Open AccessPotent Vinblastine C20′ Ureas Displaying Additionally Improved Activity Against a Vinblastine-Resistant Cancer Cell Line
Author(s) -
Timothy J. Barker,
Katharine K. Duncan,
Katerina Otrubova,
Dale L. Boger
Publication year - 2013
Publication title -
acs medicinal chemistry letters
Language(s) - English
Resource type - Journals
SCImago Journal Rank - 1.065
H-Index - 66
ISSN - 1948-5875
DOI - 10.1021/ml400281w
Subject(s) - vinblastine , cell culture , ic50 , urea , cancer cell lines , pharmacology , chemistry , cell , in vitro , biochemistry , cancer research , biology , medicine , cancer cell , cancer , chemotherapy , genetics
A series of disubstituted C20'-urea derivatives of vinblastine were prepared from 20'-aminovinblastine that was made accessible through a unique Fe(III)/NaBH 4 - mediated alkene functionalization reaction of anhydrovinblastine.

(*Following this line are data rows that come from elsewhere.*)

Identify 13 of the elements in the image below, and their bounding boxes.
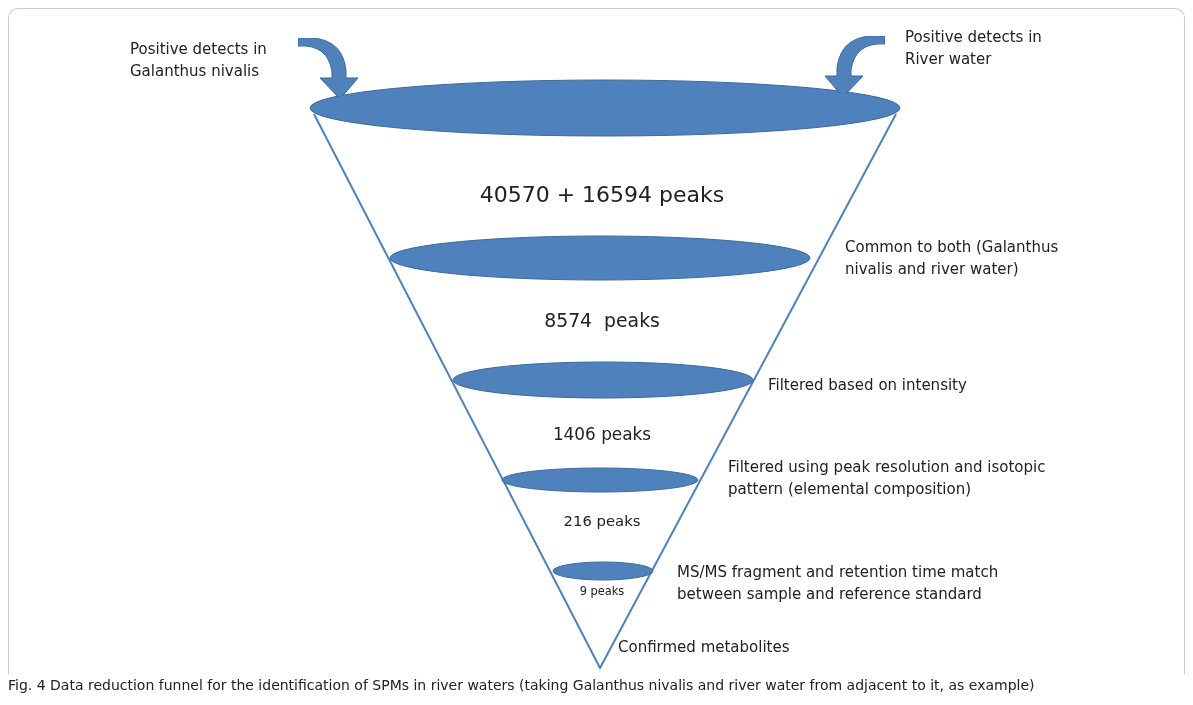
category-label: Confirmed metabolites [618,637,790,656]
category-label: Filtered using peak resolution and isotopic pattern (elemental composition) [728,457,1046,498]
data-label: 40570 + 16594 peaks [479,181,725,207]
category-label: Filtered based on intensity [768,375,967,394]
text: Positive detects in River water [905,27,1042,68]
text: Positive detects in Galanthus nivalis [130,39,267,80]
category-label: MS/MS fragment and retention time match between sample and reference standard [677,562,999,603]
category-label: Common to both (Galanthus nivalis and river water) [845,237,1059,278]
data-label: 216 peaks [563,511,641,529]
text: Fig. 4 Data reduction funnel for the identification of SPMs in river waters (taking Galanthus nivalis and river water from adjacent to it, as example) [8,676,1036,693]
data-label: 9 peaks [579,583,625,598]
data-label: 1406 peaks [552,424,652,445]
data-label: 8574 peaks [544,309,660,331]
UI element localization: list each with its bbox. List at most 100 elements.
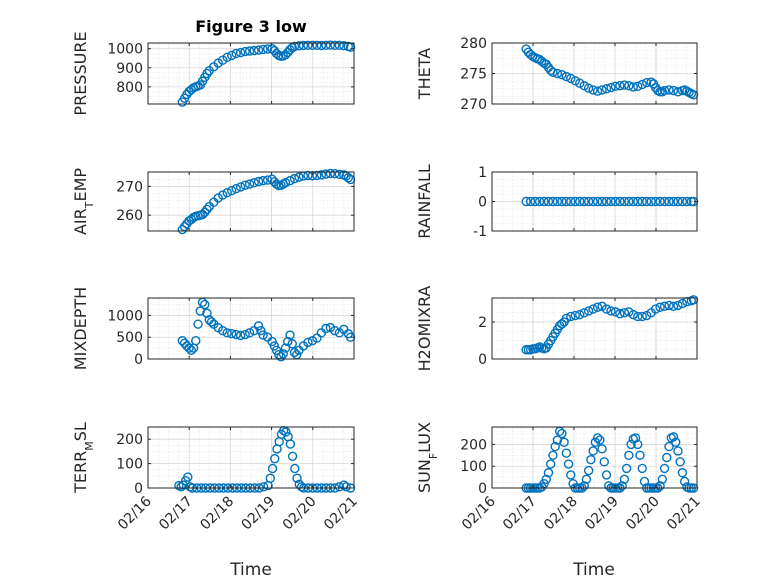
y-tick-label: 200 — [116, 432, 143, 448]
data-point — [606, 82, 616, 93]
data-point — [668, 85, 679, 96]
subplot-mixdepth: 0 500 1000 MIXDEPTH — [71, 287, 356, 370]
data-point — [289, 173, 300, 184]
data-point — [583, 465, 594, 476]
data-point — [579, 481, 589, 491]
y-tick-label: 800 — [116, 80, 143, 96]
data-point — [541, 474, 551, 484]
data-point — [226, 329, 237, 339]
data-point — [550, 441, 560, 452]
data-point — [253, 45, 264, 55]
data-point — [592, 433, 603, 443]
data-point — [619, 196, 630, 207]
data-point — [258, 44, 268, 55]
y-tick-label: 1000 — [107, 42, 143, 58]
data-point — [659, 85, 670, 96]
data-point — [240, 329, 250, 340]
data-point — [673, 87, 683, 97]
data-point — [583, 306, 594, 316]
data-point — [642, 77, 652, 88]
data-point — [610, 307, 621, 317]
data-point — [530, 196, 540, 207]
data-point — [345, 174, 356, 185]
data-point — [675, 457, 685, 467]
data-point — [575, 196, 585, 207]
x-axis-label-left: Time — [229, 560, 272, 580]
data-point — [222, 52, 232, 62]
data-point — [583, 196, 594, 207]
data-point — [298, 40, 309, 51]
data-point — [619, 80, 630, 90]
data-point — [592, 302, 603, 312]
y-tick-label: 275 — [460, 67, 487, 83]
data-point — [218, 325, 228, 336]
data-point — [677, 196, 688, 207]
data-point — [673, 196, 683, 207]
data-point — [664, 300, 674, 311]
data-point — [240, 180, 250, 190]
data-point — [673, 446, 683, 456]
subplot-pressure: 800 900 1000 PRESSURE Figure 3 low — [71, 17, 356, 116]
data-point — [624, 196, 634, 207]
data-point — [559, 437, 569, 447]
data-point — [280, 177, 291, 188]
data-point — [588, 304, 598, 314]
data-point — [285, 439, 296, 449]
data-point — [184, 343, 194, 353]
data-point — [566, 73, 576, 84]
data-point — [183, 472, 193, 482]
subplot-h2omixra: 0 2 H2OMIXRA — [415, 286, 699, 371]
data-point — [341, 482, 351, 492]
data-point — [285, 175, 295, 186]
data-point — [290, 463, 300, 474]
x-axis-label-right: Time — [572, 560, 615, 580]
y-tick-label: 0 — [478, 352, 487, 368]
data-point — [334, 482, 345, 492]
y-tick-label: 0 — [478, 481, 487, 497]
data-point — [525, 196, 536, 207]
data-point — [285, 330, 295, 340]
data-point — [289, 41, 300, 52]
data-point — [292, 473, 302, 483]
data-point — [552, 196, 563, 207]
data-point — [193, 319, 203, 329]
data-point — [287, 339, 297, 349]
data-point — [581, 474, 592, 484]
data-point — [281, 427, 291, 437]
data-point — [637, 311, 647, 322]
data-point — [619, 474, 630, 484]
data-point — [668, 196, 679, 207]
data-point — [657, 474, 668, 484]
data-point — [262, 44, 273, 54]
data-point — [682, 196, 692, 207]
y-tick-label: 900 — [116, 61, 143, 77]
data-point — [287, 451, 298, 461]
data-point — [599, 457, 609, 467]
data-point — [637, 196, 647, 207]
data-point — [671, 437, 681, 447]
data-point — [543, 196, 554, 207]
y-axis-label: MIXDEPTH — [71, 287, 90, 370]
data-point — [177, 224, 188, 235]
data-point — [552, 435, 563, 445]
data-point — [688, 90, 699, 100]
data-point — [267, 463, 278, 474]
data-point — [628, 196, 639, 207]
data-point — [579, 308, 589, 318]
data-point — [539, 196, 549, 207]
data-point — [249, 45, 259, 56]
data-point — [321, 323, 331, 334]
data-point — [557, 319, 567, 329]
data-point — [226, 50, 237, 61]
data-point — [330, 169, 340, 179]
data-point — [619, 308, 630, 318]
data-point — [258, 330, 268, 340]
y-tick-label: 260 — [116, 208, 143, 224]
data-point — [615, 80, 625, 91]
data-point — [688, 295, 699, 305]
data-point — [287, 43, 297, 53]
data-point — [566, 470, 576, 480]
chart-title: Figure 3 low — [195, 17, 307, 36]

Three analogs were examined across a panel of 15 human tumor cell lines, displaying remarkably potent cell growth inhibition activity (avg. IC 50 = 200-300 pM), being 10-200-fold more potent than vinblastine (avg. IC 50 = 6.1 nM). Significantly, the analogs also display further improved activity against the vinblastine-resistant HCT116/VM46 cell line that bears the clinically relevant overexpression of Pgp, exhibiting IC 50 values on par with that of vinblastine against the sensitive HCT116 cell line, 100-200-fold greater than the activity of vinblastine against the resistant HCT116/VM46 cell line, and display a reduced 10-20-fold activity differential between the matched sensitive and resistant cell lines (vs 100-fold for vinblastine).